Comecei a dar aulas de ballet muito cedo. Meio que por acaso, substituindo uma amiga num dia, estagiando no baby class da academia no outro. Até que no primeiro ano fora da escola (e dentro da universidade) uma turma de ballet caiu no meu colo. Meio que vinda do céu e num momento bem oportuno. Mas aquilo não era meu sonho. Era bacana, porém muito desgastante. Muito mesmo. Como alguém me disse um dia desses: "criança só é legal quando é uma de cada vez". E realkmente... ter uma turma sob o meu comando era estranho e cansativo.
E no ano seguinte veio mais uma escola. Agora eram três turmas.
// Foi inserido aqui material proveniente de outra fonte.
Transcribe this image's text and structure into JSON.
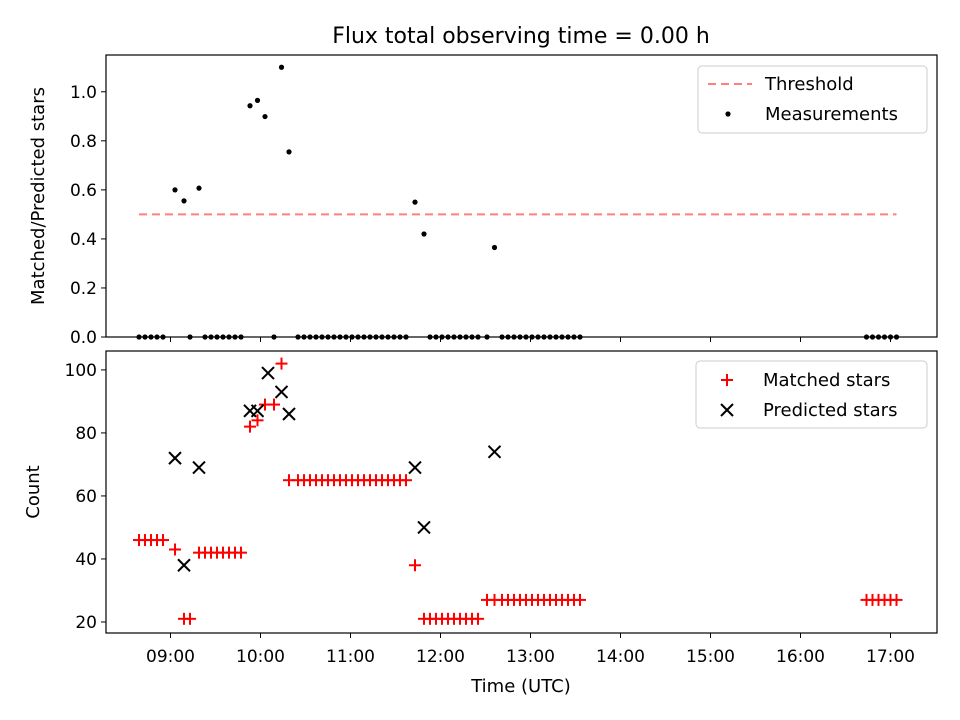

E uma apresentação no final do ano. E cada vez mais turmas, mais responsabilidade e mais desgaste (isso sem falar na UnB).
Até um certo ponto, ok. Estava na faculdade e o ballet era um emprego paralelo, para dar uma forcinha com a grana e me dar mais autonomia. Aí veio a formatura. E aquela escola horrível com nome de ave (antes da formatura). E uma atividade que já não me dava tanto prazer, passou a ser uma real tortura.
Gritos, choros, turmas lotadas, falta de consideração, cobranças indevidas, problemas, um reclama, outro gosta, dor de cabeça... isso acontece em qualquer trabalho, não?
Hoje eu estou cansada. Cansada de ballet, de apresentação, de criança mal educada, mas pela primeira vez desde que tudo começou, vejo que é possível chutar o balde. Caso faça isso, tenho que arcar com o ônus. Agora resta decidir se vale a pena.